“You think you got into Wake Forest without help from affirmative action. I am pretty sure that they just needed to hit a diversity requirement.”
That was what my high school classmate told me when I discussed that I was accepted into Wake Forest University. For some time I thought that person was right. I had only a 900 on the SAT and an 18 on the ACT. Furthermore, my GPA wasn’t the highest compared with my other classmates’. I wasn’t the smartest person in the room most times. All of this caused doubt in my head.
When I graduated high school and made my way to Winston-Salem, I didn’t know what to expect. I was truly concerned what people would think of me if I told them my scores or my GPA. I just wanted to run away from the real Miles. I created almost a facade — this stellar and high-achieving high school student who got into all the great schools, had a high SAT/ACT and had high grades coming in. I was lying to myself and trying to hide who I really was — a Star Wars-loving, social butterfly, average student who happened to get into Wake Forest.
It wasn’t until my mentors — my professors, administrators and classmates whom I was more honest with — began to tell me not to be ashamed of who I was that I could revert back to the Miles I believed in. We all fall into the trap of letting society dictate who we should be, how we should think and, more importantly, who deserves what. I wanted to change that.
I worked hard at Wake to ensure that I was putting my best foot forward. I wanted to have no regrets when I left campus each time the semester ended. My accomplishments at Wake Forest would almost be a fantasy to high school Miles: dean’s list student, magna cum laude graduate, president of the student government, Army ROTC battalion commander and now 2nd Lt. Miles Middleton in the infantry.
Remember that you cannot do college alone; find friends who will uplift you and make you think differently.
There are lessons I think students and others should know that I learned in my time at Wake. I would start by saying that maybe there are those out there, whether it be in high school or starting a college career, who doubt who they are and want to create a fictional character in order to run away from the past. I say to them embrace your past and who you are, so you are able to learn and grow as an individual. Remember that you cannot do college alone; find friends who will uplift you and make you think differently.
Additionally, lean on your professors. Thank goodness the professors I had were understanding and always available to help. I’ve taken three professors from my majors (history and politics and international affairs) four to five times each, building my relationship with each one. Many thanks to Charles “Will” Walldorf Jr. (P ’17, ’24), associate professor of politics and international affairs; Charles Wilkins, associate professor of history; and Heidi Robinson (MA ’11, P ’18, ’20), assistant vice president of the Career Education and Training Office in Personal and Career Development and associate professor of the practice in the Department of Education. They helped me find my calling and career.

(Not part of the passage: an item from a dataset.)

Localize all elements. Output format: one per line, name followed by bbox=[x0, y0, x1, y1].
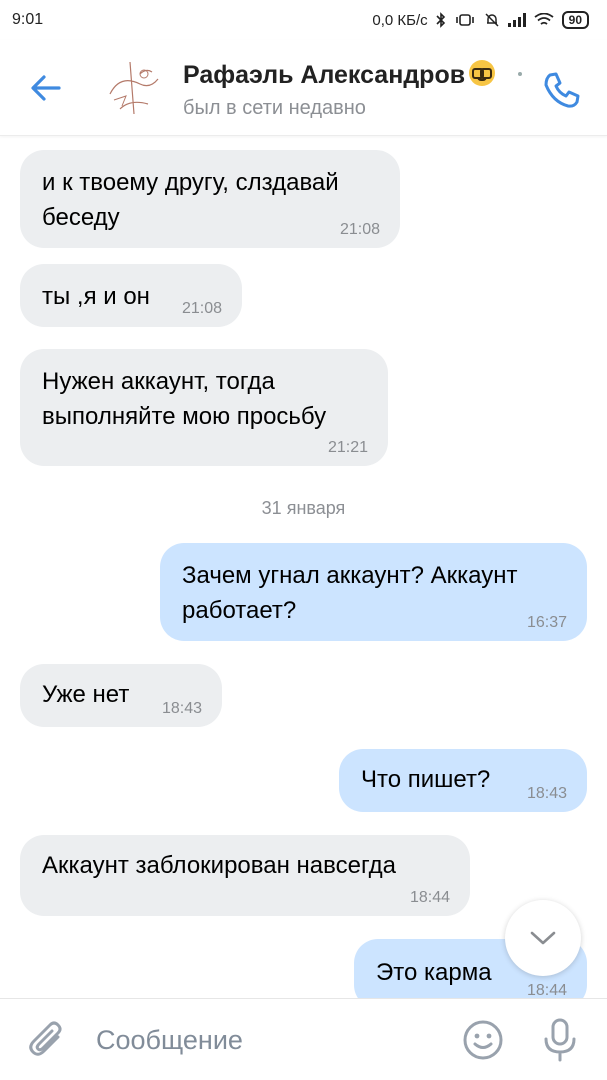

More advice: Don’t be afraid to express yourself to others and tell them what you believe, but don’t have a closed mind when you’re in the classroom. Try to listen as much as possible to others.
Lastly, take care of yourself. You do not have to be involved in everything. You have to be able to say no to the good and yes to the best opportunities that will advance your career and perspective.

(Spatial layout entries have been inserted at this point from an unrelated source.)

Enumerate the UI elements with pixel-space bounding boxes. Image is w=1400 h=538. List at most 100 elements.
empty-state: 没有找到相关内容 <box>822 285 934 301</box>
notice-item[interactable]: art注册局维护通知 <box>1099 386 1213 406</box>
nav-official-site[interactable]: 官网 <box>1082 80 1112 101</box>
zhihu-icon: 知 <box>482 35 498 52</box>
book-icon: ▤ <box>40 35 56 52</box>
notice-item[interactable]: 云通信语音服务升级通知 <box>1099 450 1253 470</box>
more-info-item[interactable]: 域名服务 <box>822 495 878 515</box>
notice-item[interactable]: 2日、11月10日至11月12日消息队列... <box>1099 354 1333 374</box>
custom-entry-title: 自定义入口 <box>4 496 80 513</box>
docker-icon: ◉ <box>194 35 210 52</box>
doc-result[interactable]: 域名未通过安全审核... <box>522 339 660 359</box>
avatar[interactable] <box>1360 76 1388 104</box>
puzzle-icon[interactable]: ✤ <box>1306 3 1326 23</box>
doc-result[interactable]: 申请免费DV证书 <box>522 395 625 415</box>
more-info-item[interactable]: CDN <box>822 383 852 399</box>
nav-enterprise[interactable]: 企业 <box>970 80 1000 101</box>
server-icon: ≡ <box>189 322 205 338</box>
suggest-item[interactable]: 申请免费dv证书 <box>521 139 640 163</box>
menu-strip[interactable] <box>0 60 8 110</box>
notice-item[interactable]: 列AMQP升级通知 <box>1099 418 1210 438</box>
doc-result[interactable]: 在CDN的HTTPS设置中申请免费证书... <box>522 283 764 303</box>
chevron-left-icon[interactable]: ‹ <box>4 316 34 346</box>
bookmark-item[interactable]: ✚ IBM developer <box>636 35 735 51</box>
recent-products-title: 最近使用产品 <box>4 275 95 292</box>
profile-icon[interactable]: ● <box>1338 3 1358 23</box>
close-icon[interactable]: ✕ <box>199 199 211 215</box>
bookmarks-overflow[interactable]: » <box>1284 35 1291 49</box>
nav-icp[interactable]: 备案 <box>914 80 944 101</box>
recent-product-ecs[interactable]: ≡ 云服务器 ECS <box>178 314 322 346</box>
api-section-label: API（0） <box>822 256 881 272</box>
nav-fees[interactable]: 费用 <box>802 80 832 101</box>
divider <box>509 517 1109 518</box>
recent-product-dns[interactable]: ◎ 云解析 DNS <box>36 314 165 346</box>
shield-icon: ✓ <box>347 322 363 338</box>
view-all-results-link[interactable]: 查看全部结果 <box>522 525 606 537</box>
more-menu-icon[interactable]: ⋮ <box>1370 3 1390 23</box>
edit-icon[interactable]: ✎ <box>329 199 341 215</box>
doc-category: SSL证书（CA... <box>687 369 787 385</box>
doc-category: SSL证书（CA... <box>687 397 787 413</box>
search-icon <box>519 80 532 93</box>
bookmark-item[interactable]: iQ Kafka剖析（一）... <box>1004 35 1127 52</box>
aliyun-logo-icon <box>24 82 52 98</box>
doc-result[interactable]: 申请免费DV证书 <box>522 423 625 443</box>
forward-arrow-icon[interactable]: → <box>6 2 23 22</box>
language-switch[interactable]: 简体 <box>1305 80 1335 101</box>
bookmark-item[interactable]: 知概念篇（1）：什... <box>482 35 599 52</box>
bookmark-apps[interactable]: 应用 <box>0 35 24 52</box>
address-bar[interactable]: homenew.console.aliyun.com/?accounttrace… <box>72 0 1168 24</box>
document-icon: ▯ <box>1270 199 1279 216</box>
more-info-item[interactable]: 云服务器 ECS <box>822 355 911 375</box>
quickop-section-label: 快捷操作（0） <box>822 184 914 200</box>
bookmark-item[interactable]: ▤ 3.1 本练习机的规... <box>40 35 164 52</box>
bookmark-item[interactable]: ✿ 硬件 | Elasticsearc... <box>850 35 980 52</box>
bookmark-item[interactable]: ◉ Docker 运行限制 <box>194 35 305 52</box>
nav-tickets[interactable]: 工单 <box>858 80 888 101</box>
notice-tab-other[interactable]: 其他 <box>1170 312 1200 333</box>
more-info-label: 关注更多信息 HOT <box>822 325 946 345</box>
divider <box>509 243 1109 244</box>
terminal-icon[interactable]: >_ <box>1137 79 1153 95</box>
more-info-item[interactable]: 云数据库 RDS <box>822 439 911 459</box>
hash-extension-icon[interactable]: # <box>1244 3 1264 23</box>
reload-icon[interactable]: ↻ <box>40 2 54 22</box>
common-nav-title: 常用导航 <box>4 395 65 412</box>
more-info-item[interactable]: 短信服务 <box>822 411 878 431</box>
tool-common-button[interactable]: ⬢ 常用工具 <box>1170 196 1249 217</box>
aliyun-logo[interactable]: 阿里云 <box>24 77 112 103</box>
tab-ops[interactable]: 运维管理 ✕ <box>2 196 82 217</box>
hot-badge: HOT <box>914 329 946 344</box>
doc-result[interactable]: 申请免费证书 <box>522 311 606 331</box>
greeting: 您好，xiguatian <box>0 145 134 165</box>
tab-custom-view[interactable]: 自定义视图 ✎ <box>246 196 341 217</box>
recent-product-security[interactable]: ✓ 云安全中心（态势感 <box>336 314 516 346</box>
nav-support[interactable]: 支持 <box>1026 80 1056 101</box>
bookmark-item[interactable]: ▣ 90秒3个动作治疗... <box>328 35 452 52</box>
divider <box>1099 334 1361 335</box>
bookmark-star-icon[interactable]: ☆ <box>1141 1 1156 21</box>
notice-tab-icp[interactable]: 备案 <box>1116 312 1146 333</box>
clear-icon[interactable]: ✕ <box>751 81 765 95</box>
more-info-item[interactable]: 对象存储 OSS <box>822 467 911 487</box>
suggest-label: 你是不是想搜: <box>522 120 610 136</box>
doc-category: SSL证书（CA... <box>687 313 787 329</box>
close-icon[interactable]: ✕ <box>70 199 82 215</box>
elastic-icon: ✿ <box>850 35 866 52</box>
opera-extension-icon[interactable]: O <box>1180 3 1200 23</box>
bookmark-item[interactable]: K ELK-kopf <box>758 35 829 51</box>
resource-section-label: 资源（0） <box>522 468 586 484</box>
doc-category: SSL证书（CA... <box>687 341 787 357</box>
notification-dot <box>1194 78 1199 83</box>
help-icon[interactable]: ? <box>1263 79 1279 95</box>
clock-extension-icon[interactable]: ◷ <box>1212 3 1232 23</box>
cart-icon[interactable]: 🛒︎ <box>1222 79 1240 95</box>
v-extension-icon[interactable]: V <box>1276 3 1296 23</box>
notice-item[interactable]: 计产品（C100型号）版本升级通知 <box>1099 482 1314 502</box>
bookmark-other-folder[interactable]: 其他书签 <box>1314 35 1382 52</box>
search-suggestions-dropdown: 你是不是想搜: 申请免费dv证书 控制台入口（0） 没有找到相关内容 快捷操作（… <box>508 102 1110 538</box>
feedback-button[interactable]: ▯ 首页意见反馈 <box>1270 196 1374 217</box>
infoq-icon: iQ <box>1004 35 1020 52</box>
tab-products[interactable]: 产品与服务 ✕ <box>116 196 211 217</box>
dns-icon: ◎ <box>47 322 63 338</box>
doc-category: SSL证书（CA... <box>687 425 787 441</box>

Wake Forest gave me hope, courage and the ability to dream. Now I am going to take all of the lessons learned to the next assignment God has given me, serving in our Armed Forces. It’s not a goodbye, but see you later and thank you!
Miles Palmore-Middleton, a native of Long Island, New York, majored in history and politics and international affairs, with a focus on Islamic studies and international affairs. He was president of Wake Forest’s student government for the 2020-21 school year. He is a member of Alpha Phi Alpha Fraternity Inc. and served as vice president of the Xi Eta Chapter. He was headed in the summer to the U.S. Army’s Infantry Basic Officer Leadership Course, taught at The Maneuver Center of Excellence at Fort Benning, Georgia. He is the proud son of Heather Palmore.